It's not that the state of North Carolina has been "penny wise and pound foolish." It has been penny foolish and pound foolish.
Today's News & Observer reports that the state might not have the money to operate all the new buildings it has built on university campuses. Anyone who has visited a University of North Carolina campus in the past few years has seen the transformation that has taken place throughout the system. Bolstered by a $3 billion bond issue passed a few years ago and additional capital spending, the university's 16 campuses have been transformed. New buildings have been wedged into seemingly every nook and cranny of the campuses. South Campus at UNC-Chapel Hill has gone from an outlying suburb to a megalopolis in the past couple of decades. Construction at Appalachian State has overwhelmed sleepy little Boone. N.C. State has created a whole new university at the Centennial Campus. And these are just three examples.

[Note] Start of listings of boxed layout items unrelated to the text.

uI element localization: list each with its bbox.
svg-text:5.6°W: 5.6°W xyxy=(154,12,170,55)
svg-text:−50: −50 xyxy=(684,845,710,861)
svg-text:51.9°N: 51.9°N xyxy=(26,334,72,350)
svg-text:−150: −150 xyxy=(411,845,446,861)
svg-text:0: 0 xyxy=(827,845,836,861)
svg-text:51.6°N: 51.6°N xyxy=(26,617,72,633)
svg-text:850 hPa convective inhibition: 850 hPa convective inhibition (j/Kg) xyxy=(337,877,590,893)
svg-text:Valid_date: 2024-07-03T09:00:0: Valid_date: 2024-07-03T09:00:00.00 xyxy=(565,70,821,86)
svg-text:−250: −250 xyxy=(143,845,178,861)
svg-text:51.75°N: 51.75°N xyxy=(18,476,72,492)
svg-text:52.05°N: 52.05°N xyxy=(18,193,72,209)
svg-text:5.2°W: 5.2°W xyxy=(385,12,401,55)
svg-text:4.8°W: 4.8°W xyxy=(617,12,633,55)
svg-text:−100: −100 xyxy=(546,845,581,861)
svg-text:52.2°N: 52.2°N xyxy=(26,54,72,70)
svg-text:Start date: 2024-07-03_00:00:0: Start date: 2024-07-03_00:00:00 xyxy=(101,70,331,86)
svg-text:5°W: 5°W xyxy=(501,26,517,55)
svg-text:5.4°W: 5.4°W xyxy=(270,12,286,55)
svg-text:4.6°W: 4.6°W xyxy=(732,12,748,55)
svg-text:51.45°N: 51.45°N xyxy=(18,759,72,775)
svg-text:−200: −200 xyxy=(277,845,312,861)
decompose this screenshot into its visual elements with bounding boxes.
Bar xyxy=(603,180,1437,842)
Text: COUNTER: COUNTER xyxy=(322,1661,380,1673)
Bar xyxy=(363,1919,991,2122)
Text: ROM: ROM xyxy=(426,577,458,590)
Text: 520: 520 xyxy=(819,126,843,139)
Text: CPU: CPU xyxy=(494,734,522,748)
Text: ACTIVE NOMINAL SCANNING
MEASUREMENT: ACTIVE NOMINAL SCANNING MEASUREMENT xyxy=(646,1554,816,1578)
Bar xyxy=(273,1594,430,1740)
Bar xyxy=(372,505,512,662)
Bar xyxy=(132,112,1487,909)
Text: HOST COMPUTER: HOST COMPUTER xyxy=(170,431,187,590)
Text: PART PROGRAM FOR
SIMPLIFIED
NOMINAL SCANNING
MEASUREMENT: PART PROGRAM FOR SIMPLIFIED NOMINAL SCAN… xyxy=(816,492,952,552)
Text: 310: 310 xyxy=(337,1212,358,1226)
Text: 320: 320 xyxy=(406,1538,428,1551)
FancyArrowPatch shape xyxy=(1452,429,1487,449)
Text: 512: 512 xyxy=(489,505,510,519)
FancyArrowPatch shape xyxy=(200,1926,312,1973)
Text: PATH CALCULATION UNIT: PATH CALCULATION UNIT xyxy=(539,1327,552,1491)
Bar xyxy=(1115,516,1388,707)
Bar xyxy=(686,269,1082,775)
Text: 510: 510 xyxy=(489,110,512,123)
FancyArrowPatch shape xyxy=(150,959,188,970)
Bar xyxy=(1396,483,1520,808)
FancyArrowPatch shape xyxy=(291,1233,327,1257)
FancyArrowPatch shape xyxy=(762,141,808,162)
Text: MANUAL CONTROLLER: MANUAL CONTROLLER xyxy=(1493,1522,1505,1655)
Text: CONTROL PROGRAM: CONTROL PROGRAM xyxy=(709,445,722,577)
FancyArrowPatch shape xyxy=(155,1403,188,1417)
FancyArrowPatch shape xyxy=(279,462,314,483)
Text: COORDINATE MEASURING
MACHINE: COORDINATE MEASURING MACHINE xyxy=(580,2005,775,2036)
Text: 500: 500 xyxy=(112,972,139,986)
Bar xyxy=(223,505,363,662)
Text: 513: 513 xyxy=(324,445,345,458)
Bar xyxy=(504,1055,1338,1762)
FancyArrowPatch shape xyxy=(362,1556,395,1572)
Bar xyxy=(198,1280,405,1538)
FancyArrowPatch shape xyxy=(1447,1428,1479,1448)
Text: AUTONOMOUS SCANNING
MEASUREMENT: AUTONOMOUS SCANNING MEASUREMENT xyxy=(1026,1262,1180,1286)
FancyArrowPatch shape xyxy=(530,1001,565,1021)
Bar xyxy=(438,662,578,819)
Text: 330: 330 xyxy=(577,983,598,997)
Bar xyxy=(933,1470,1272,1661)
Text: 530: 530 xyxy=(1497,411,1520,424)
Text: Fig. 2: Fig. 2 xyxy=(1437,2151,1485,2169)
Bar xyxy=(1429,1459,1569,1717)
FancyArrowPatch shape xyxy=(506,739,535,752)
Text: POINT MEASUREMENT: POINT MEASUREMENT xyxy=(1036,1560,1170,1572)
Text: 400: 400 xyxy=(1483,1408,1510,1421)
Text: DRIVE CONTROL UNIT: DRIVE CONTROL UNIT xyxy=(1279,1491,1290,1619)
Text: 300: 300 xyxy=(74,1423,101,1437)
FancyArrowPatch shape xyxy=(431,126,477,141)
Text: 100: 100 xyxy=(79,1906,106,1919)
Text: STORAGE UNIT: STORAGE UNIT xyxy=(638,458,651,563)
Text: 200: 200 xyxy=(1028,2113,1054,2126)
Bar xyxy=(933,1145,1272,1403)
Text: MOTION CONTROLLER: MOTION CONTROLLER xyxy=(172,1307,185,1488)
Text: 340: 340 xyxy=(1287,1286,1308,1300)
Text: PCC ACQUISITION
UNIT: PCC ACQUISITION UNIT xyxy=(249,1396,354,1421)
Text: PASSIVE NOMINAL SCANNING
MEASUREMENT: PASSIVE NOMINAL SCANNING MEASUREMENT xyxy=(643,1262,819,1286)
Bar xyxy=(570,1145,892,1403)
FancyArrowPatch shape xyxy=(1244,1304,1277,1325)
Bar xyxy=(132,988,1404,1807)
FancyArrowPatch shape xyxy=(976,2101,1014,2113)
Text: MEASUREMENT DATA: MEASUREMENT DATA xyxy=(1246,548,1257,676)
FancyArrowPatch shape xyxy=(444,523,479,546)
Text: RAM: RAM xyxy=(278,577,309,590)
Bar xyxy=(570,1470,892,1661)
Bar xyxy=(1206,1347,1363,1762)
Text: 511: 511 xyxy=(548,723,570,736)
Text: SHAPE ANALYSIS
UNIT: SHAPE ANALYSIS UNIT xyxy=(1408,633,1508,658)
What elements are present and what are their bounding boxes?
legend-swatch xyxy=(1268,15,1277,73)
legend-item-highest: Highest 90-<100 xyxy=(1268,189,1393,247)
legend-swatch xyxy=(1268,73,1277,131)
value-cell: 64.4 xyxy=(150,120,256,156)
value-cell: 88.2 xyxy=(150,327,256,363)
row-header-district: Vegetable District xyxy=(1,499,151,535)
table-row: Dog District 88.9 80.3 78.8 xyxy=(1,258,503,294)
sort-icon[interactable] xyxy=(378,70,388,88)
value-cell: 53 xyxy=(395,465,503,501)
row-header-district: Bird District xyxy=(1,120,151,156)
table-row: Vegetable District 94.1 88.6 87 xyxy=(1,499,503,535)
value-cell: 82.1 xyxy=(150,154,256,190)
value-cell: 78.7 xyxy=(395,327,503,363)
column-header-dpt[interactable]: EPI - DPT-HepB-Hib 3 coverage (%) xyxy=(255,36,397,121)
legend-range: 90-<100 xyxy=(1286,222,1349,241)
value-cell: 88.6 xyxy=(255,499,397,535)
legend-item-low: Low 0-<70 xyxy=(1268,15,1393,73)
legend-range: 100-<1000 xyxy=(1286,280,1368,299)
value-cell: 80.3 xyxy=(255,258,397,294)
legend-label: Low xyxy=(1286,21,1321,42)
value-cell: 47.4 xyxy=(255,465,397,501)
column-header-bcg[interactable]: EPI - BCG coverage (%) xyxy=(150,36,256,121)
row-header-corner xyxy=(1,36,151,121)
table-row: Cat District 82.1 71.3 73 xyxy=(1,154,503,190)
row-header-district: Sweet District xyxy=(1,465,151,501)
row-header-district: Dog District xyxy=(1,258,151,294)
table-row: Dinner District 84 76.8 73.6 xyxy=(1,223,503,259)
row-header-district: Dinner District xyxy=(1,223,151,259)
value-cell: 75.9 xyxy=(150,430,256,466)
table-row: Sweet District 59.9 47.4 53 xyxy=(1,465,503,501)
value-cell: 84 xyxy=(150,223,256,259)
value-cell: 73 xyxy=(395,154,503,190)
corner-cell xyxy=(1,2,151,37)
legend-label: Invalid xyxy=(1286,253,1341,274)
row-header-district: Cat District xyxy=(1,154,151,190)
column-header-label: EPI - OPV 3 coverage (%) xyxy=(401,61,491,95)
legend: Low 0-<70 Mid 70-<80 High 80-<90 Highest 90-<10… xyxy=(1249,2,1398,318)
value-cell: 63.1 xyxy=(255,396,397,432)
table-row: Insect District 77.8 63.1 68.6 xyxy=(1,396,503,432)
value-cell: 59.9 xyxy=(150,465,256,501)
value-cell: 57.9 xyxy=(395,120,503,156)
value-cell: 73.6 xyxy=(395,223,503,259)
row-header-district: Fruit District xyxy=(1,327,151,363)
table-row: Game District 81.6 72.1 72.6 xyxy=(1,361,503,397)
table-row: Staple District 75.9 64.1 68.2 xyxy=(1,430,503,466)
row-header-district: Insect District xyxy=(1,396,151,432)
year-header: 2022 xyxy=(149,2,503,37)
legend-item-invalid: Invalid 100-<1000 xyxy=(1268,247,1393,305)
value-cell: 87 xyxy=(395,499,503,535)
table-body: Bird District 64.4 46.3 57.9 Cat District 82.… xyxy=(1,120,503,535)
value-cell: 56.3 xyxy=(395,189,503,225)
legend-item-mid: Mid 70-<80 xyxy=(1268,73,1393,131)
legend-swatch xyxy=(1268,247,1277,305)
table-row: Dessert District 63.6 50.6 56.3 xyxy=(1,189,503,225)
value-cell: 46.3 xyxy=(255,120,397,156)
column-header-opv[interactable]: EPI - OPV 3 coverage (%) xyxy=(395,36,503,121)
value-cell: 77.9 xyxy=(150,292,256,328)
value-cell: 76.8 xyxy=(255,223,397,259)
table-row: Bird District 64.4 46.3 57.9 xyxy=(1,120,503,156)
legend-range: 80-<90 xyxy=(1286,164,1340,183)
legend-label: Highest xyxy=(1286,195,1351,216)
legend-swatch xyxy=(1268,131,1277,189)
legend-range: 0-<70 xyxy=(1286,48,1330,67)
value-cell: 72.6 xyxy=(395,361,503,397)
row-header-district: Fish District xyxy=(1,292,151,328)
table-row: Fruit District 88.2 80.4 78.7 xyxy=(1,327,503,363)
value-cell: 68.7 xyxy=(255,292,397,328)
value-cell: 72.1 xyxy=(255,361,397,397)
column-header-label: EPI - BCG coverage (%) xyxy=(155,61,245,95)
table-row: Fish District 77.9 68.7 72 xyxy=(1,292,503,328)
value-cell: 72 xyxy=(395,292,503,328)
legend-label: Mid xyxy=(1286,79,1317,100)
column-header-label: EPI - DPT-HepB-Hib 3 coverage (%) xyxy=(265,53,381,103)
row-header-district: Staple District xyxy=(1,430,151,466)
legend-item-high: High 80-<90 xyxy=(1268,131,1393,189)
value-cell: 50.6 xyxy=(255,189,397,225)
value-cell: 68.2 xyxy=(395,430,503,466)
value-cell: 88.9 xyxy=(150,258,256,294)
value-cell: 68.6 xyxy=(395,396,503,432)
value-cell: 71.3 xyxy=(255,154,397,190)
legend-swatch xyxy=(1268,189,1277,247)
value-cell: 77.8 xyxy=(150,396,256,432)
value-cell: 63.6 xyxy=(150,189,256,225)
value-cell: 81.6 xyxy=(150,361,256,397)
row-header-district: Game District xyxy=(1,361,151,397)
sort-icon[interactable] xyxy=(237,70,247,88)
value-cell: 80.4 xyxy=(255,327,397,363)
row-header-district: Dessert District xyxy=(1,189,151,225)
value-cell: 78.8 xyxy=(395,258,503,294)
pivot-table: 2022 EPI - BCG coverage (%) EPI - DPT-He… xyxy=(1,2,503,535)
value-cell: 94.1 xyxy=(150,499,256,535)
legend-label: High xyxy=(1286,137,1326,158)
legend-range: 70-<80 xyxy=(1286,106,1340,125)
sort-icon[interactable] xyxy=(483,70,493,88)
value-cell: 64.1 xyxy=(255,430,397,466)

Now, it seems, the state can't find the money to use the new buildings that are coming on line. Not only is the state saddled with debt, it is saddled with operating costs it either did not anticipate or assumed economic growth would cover. Wake up! The economy isn't growing; it's shrinking, and so is state tax revenue.
More conservative budgeting would have anticipated operational costs and would have been more cautious about capital expenditures. Revenue streams change. When the state commits to debt for the next 10 or 20 years, it is gambling, and while some gambling might be advisable (we all gamble on our home mortgages), caution should be the watchword. Don't borrow more than you can afford to pay back in a worst case (or at least bad-case) scenario.
The state may have little choice but to raise taxes or fees in a bad economy or to mothball these expensive buildings, gaining no return on our investment, until state revenues revive. And we don't know when that might be.